The idea: Create an “Internet studio” that unearths show-biz diamonds in the rough, attracted by Filmaka’s Hollywood cred, and give them real TV and movie production deals. On April 28 the company expects to announce the winner of its first competition to direct a feature film, produced by Filmaka and repped by the William Morris Agency.

The model isn’t new. Other Web-based studio ventures include Michael Eisner’s Vuguru (Prom Queen) and EQAL, formed by the producers of “lonelygirl15,” which last week secured $5 million in funding.

But Grushow’s ambitions extend beyond Web video: He wants to land on basic cable TV and in movie theaters.

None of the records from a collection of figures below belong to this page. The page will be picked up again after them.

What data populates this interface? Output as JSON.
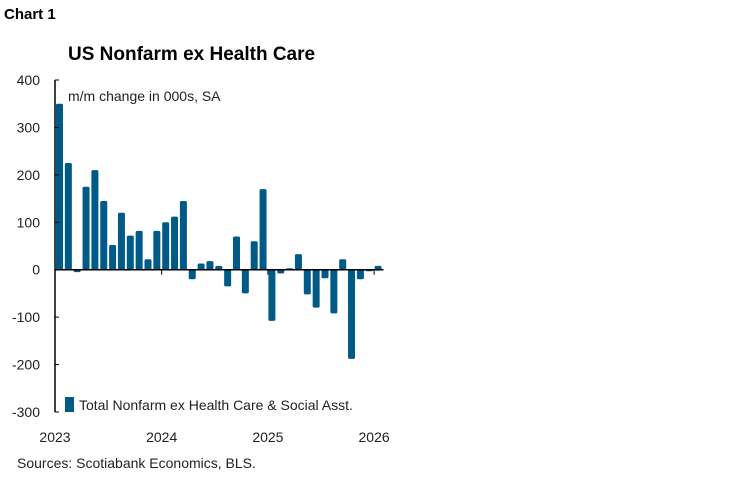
{
  "header": {
    "chart_number": "Chart 1",
    "title": "US Nonfarm ex Health Care"
  },
  "footer": {
    "sources": "Sources: Scotiabank Economics,  BLS."
  },
  "chart_data": {
    "type": "bar",
    "title": "US Nonfarm ex Health Care",
    "ylabel": "m/m change in 000s, SA",
    "xlabel": "",
    "ylim": [
      -300,
      400
    ],
    "yticks": [
      400,
      300,
      200,
      100,
      0,
      -100,
      -200,
      -300
    ],
    "xtick_labels": [
      "2023",
      "2024",
      "2025",
      "2026"
    ],
    "legend": "bottom-left",
    "grid": false,
    "color": "#005a87",
    "series": [
      {
        "name": "Total Nonfarm ex Health Care & Social Asst.",
        "x": [
          "2023-01",
          "2023-02",
          "2023-03",
          "2023-04",
          "2023-05",
          "2023-06",
          "2023-07",
          "2023-08",
          "2023-09",
          "2023-10",
          "2023-11",
          "2023-12",
          "2024-01",
          "2024-02",
          "2024-03",
          "2024-04",
          "2024-05",
          "2024-06",
          "2024-07",
          "2024-08",
          "2024-09",
          "2024-10",
          "2024-11",
          "2024-12",
          "2025-01",
          "2025-02",
          "2025-03",
          "2025-04",
          "2025-05",
          "2025-06",
          "2025-07",
          "2025-08",
          "2025-09",
          "2025-10",
          "2025-11",
          "2025-12",
          "2026-01"
        ],
        "values": [
          350,
          225,
          -5,
          175,
          210,
          145,
          52,
          120,
          72,
          82,
          22,
          82,
          100,
          112,
          145,
          -20,
          13,
          18,
          8,
          -35,
          70,
          -50,
          60,
          170,
          -108,
          -8,
          3,
          33,
          -52,
          -80,
          -18,
          -92,
          22,
          -188,
          -20,
          -3,
          8
        ]
      }
    ]
  }
}
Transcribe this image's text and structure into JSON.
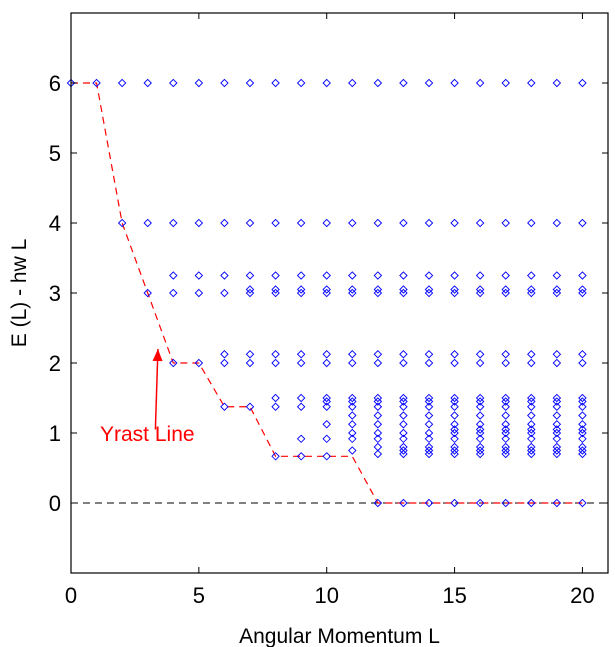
{
  "chart_data": {
    "type": "scatter",
    "title": "",
    "xlabel": "Angular Momentum L",
    "ylabel": "E (L) - hw L",
    "xlim": [
      0,
      21
    ],
    "ylim": [
      -1,
      7
    ],
    "xticks": [
      "0",
      "5",
      "10",
      "15",
      "20"
    ],
    "yticks": [
      "0",
      "1",
      "2",
      "3",
      "4",
      "5",
      "6"
    ],
    "grid": false,
    "legend": "none",
    "colors": {
      "markers": "#0000ff",
      "yrast": "#ff0000",
      "zero_line": "#000000",
      "annotation": "#ff0000"
    },
    "series": [
      {
        "marker": "diamond",
        "points": [
          [
            0,
            6
          ],
          [
            1,
            6
          ],
          [
            2,
            4
          ],
          [
            2,
            6
          ],
          [
            3,
            3
          ],
          [
            3,
            4
          ],
          [
            3,
            6
          ],
          [
            4,
            2
          ],
          [
            4,
            3
          ],
          [
            4,
            3.25
          ],
          [
            4,
            4
          ],
          [
            4,
            6
          ],
          [
            5,
            2
          ],
          [
            5,
            3
          ],
          [
            5,
            3.25
          ],
          [
            5,
            4
          ],
          [
            5,
            6
          ],
          [
            6,
            1.375
          ],
          [
            6,
            2
          ],
          [
            6,
            2.125
          ],
          [
            6,
            3
          ],
          [
            6,
            3.25
          ],
          [
            6,
            4
          ],
          [
            6,
            6
          ],
          [
            7,
            1.375
          ],
          [
            7,
            2
          ],
          [
            7,
            2.125
          ],
          [
            7,
            3
          ],
          [
            7,
            3.05
          ],
          [
            7,
            3.25
          ],
          [
            7,
            4
          ],
          [
            7,
            6
          ],
          [
            8,
            0.667
          ],
          [
            8,
            1.375
          ],
          [
            8,
            1.5
          ],
          [
            8,
            2
          ],
          [
            8,
            2.125
          ],
          [
            8,
            3
          ],
          [
            8,
            3.05
          ],
          [
            8,
            3.25
          ],
          [
            8,
            4
          ],
          [
            8,
            6
          ],
          [
            9,
            0.667
          ],
          [
            9,
            0.917
          ],
          [
            9,
            1.375
          ],
          [
            9,
            1.5
          ],
          [
            9,
            2
          ],
          [
            9,
            2.125
          ],
          [
            9,
            3
          ],
          [
            9,
            3.05
          ],
          [
            9,
            3.25
          ],
          [
            9,
            4
          ],
          [
            9,
            6
          ],
          [
            10,
            0.667
          ],
          [
            10,
            0.917
          ],
          [
            10,
            1.125
          ],
          [
            10,
            1.375
          ],
          [
            10,
            1.45
          ],
          [
            10,
            1.5
          ],
          [
            10,
            2
          ],
          [
            10,
            2.125
          ],
          [
            10,
            3
          ],
          [
            10,
            3.05
          ],
          [
            10,
            3.25
          ],
          [
            10,
            4
          ],
          [
            10,
            6
          ],
          [
            11,
            0.75
          ],
          [
            11,
            0.917
          ],
          [
            11,
            1.0
          ],
          [
            11,
            1.125
          ],
          [
            11,
            1.25
          ],
          [
            11,
            1.375
          ],
          [
            11,
            1.45
          ],
          [
            11,
            1.5
          ],
          [
            11,
            2
          ],
          [
            11,
            2.125
          ],
          [
            11,
            3
          ],
          [
            11,
            3.05
          ],
          [
            11,
            3.25
          ],
          [
            11,
            4
          ],
          [
            11,
            6
          ],
          [
            12,
            0
          ],
          [
            12,
            0.7
          ],
          [
            12,
            0.8
          ],
          [
            12,
            0.917
          ],
          [
            12,
            1.0
          ],
          [
            12,
            1.125
          ],
          [
            12,
            1.25
          ],
          [
            12,
            1.375
          ],
          [
            12,
            1.45
          ],
          [
            12,
            1.5
          ],
          [
            12,
            2
          ],
          [
            12,
            2.125
          ],
          [
            12,
            3
          ],
          [
            12,
            3.05
          ],
          [
            12,
            3.25
          ],
          [
            12,
            4
          ],
          [
            12,
            6
          ],
          [
            13,
            0
          ],
          [
            13,
            0.7
          ],
          [
            13,
            0.75
          ],
          [
            13,
            0.8
          ],
          [
            13,
            0.917
          ],
          [
            13,
            1.0
          ],
          [
            13,
            1.125
          ],
          [
            13,
            1.25
          ],
          [
            13,
            1.375
          ],
          [
            13,
            1.45
          ],
          [
            13,
            1.5
          ],
          [
            13,
            2
          ],
          [
            13,
            2.125
          ],
          [
            13,
            3
          ],
          [
            13,
            3.05
          ],
          [
            13,
            3.25
          ],
          [
            13,
            4
          ],
          [
            13,
            6
          ],
          [
            14,
            0
          ],
          [
            14,
            0.7
          ],
          [
            14,
            0.75
          ],
          [
            14,
            0.8
          ],
          [
            14,
            0.917
          ],
          [
            14,
            1.0
          ],
          [
            14,
            1.125
          ],
          [
            14,
            1.25
          ],
          [
            14,
            1.375
          ],
          [
            14,
            1.45
          ],
          [
            14,
            1.5
          ],
          [
            14,
            2
          ],
          [
            14,
            2.125
          ],
          [
            14,
            3
          ],
          [
            14,
            3.05
          ],
          [
            14,
            3.25
          ],
          [
            14,
            4
          ],
          [
            14,
            6
          ],
          [
            15,
            0
          ],
          [
            15,
            0.7
          ],
          [
            15,
            0.75
          ],
          [
            15,
            0.8
          ],
          [
            15,
            0.917
          ],
          [
            15,
            1.0
          ],
          [
            15,
            1.05
          ],
          [
            15,
            1.125
          ],
          [
            15,
            1.25
          ],
          [
            15,
            1.375
          ],
          [
            15,
            1.45
          ],
          [
            15,
            1.5
          ],
          [
            15,
            2
          ],
          [
            15,
            2.125
          ],
          [
            15,
            3
          ],
          [
            15,
            3.05
          ],
          [
            15,
            3.25
          ],
          [
            15,
            4
          ],
          [
            15,
            6
          ],
          [
            16,
            0
          ],
          [
            16,
            0.7
          ],
          [
            16,
            0.75
          ],
          [
            16,
            0.8
          ],
          [
            16,
            0.917
          ],
          [
            16,
            1.0
          ],
          [
            16,
            1.05
          ],
          [
            16,
            1.125
          ],
          [
            16,
            1.25
          ],
          [
            16,
            1.375
          ],
          [
            16,
            1.45
          ],
          [
            16,
            1.5
          ],
          [
            16,
            2
          ],
          [
            16,
            2.125
          ],
          [
            16,
            3
          ],
          [
            16,
            3.05
          ],
          [
            16,
            3.25
          ],
          [
            16,
            4
          ],
          [
            16,
            6
          ],
          [
            17,
            0
          ],
          [
            17,
            0.7
          ],
          [
            17,
            0.75
          ],
          [
            17,
            0.8
          ],
          [
            17,
            0.917
          ],
          [
            17,
            1.0
          ],
          [
            17,
            1.05
          ],
          [
            17,
            1.125
          ],
          [
            17,
            1.25
          ],
          [
            17,
            1.375
          ],
          [
            17,
            1.45
          ],
          [
            17,
            1.5
          ],
          [
            17,
            2
          ],
          [
            17,
            2.125
          ],
          [
            17,
            3
          ],
          [
            17,
            3.05
          ],
          [
            17,
            3.25
          ],
          [
            17,
            4
          ],
          [
            17,
            6
          ],
          [
            18,
            0
          ],
          [
            18,
            0.7
          ],
          [
            18,
            0.75
          ],
          [
            18,
            0.8
          ],
          [
            18,
            0.917
          ],
          [
            18,
            1.0
          ],
          [
            18,
            1.05
          ],
          [
            18,
            1.125
          ],
          [
            18,
            1.25
          ],
          [
            18,
            1.375
          ],
          [
            18,
            1.45
          ],
          [
            18,
            1.5
          ],
          [
            18,
            2
          ],
          [
            18,
            2.125
          ],
          [
            18,
            3
          ],
          [
            18,
            3.05
          ],
          [
            18,
            3.25
          ],
          [
            18,
            4
          ],
          [
            18,
            6
          ],
          [
            19,
            0
          ],
          [
            19,
            0.7
          ],
          [
            19,
            0.75
          ],
          [
            19,
            0.8
          ],
          [
            19,
            0.917
          ],
          [
            19,
            1.0
          ],
          [
            19,
            1.05
          ],
          [
            19,
            1.125
          ],
          [
            19,
            1.25
          ],
          [
            19,
            1.375
          ],
          [
            19,
            1.45
          ],
          [
            19,
            1.5
          ],
          [
            19,
            2
          ],
          [
            19,
            2.125
          ],
          [
            19,
            3
          ],
          [
            19,
            3.05
          ],
          [
            19,
            3.25
          ],
          [
            19,
            4
          ],
          [
            19,
            6
          ],
          [
            20,
            0
          ],
          [
            20,
            0.7
          ],
          [
            20,
            0.75
          ],
          [
            20,
            0.8
          ],
          [
            20,
            0.917
          ],
          [
            20,
            1.0
          ],
          [
            20,
            1.05
          ],
          [
            20,
            1.125
          ],
          [
            20,
            1.25
          ],
          [
            20,
            1.375
          ],
          [
            20,
            1.45
          ],
          [
            20,
            1.5
          ],
          [
            20,
            2
          ],
          [
            20,
            2.125
          ],
          [
            20,
            3
          ],
          [
            20,
            3.05
          ],
          [
            20,
            3.25
          ],
          [
            20,
            4
          ],
          [
            20,
            6
          ]
        ]
      }
    ],
    "yrast_line": {
      "style": "dashed",
      "points": [
        [
          0,
          6
        ],
        [
          1,
          6
        ],
        [
          2,
          4
        ],
        [
          3,
          3
        ],
        [
          4,
          2
        ],
        [
          5,
          2
        ],
        [
          6,
          1.375
        ],
        [
          7,
          1.375
        ],
        [
          8,
          0.667
        ],
        [
          9,
          0.667
        ],
        [
          10,
          0.667
        ],
        [
          11,
          0.667
        ],
        [
          12,
          0
        ],
        [
          13,
          0
        ],
        [
          14,
          0
        ],
        [
          15,
          0
        ],
        [
          16,
          0
        ],
        [
          17,
          0
        ],
        [
          18,
          0
        ],
        [
          19,
          0
        ],
        [
          20,
          0
        ]
      ]
    },
    "reference_line": {
      "y": 0,
      "style": "dashed"
    },
    "annotation": {
      "text": "Yrast Line",
      "arrow_from": [
        3.3,
        1.05
      ],
      "arrow_to": [
        3.4,
        2.2
      ]
    }
  }
}
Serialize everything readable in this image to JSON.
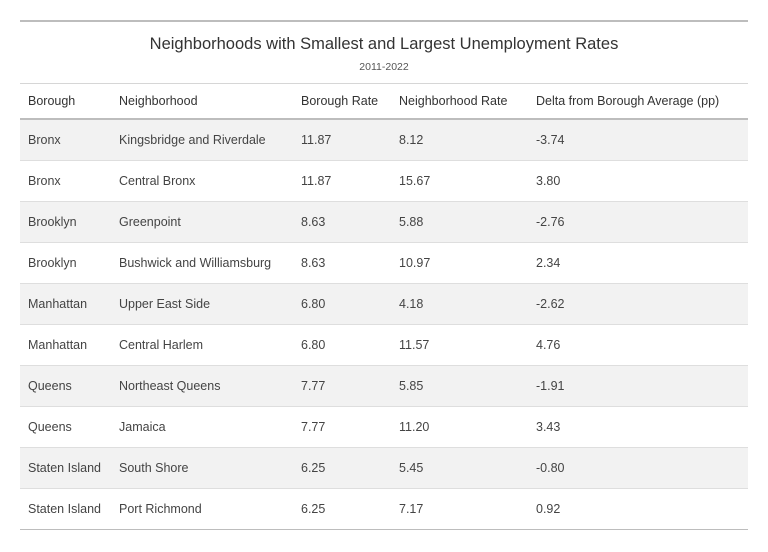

Filmaka has struck a deal with FX Network, which is sponsoring a contest to develop a half-hour sitcom. Entrants will submit 3-minute comedy shorts, along with a fleshed-out synopsis for the show plot, and the eventual winner will receive $40,000 to create a pilot that FX will have the rights to buy for its fall season. Beer giant SAB Miller has signed on, too, with a contest seeking video clips promoting Miller brands.

Filmaka was founded by film producer Deepak Nayar (Bend it Like Beckham) in November 2006, and since then the site has compiled a library of more than 80 hours of content, with contributions from 3,600 filmmakers in 95 countries.

Rather than trying to be a YouTube-like destination, the company’s goal is to be a community site for filmmakers. It makes sure only serious (or semiserious) filmmakers apply, by charging a $10 contest-entry fee.

Filmaka then distributes that contributed content, which includes 40 short-form episodic series, to other outlets. It currently has agreements with Google’s YouTube and Vuze, and with British IPTV provider Play TV UK, which will carry Filmaka-branded video-on-demand and linear channels.

The company’s backers include advertising companies, film financiers and individual investors, such as ad agency founder Tim Delaney and Kurt Woolner and Steve Ranshoff of Film Finances, which provides production-completion guarantees.

For Grushow -- who was a principal in the 1990s telco content venture Tele-TV that essentially was overrun by the Internet—the beauty of the model is Filmaka can develop content far less expensively than typical production houses.

The company, for example, has just eight Los Angeles-based employees. Said Grushow: “We have a studio with essentially no overhead.”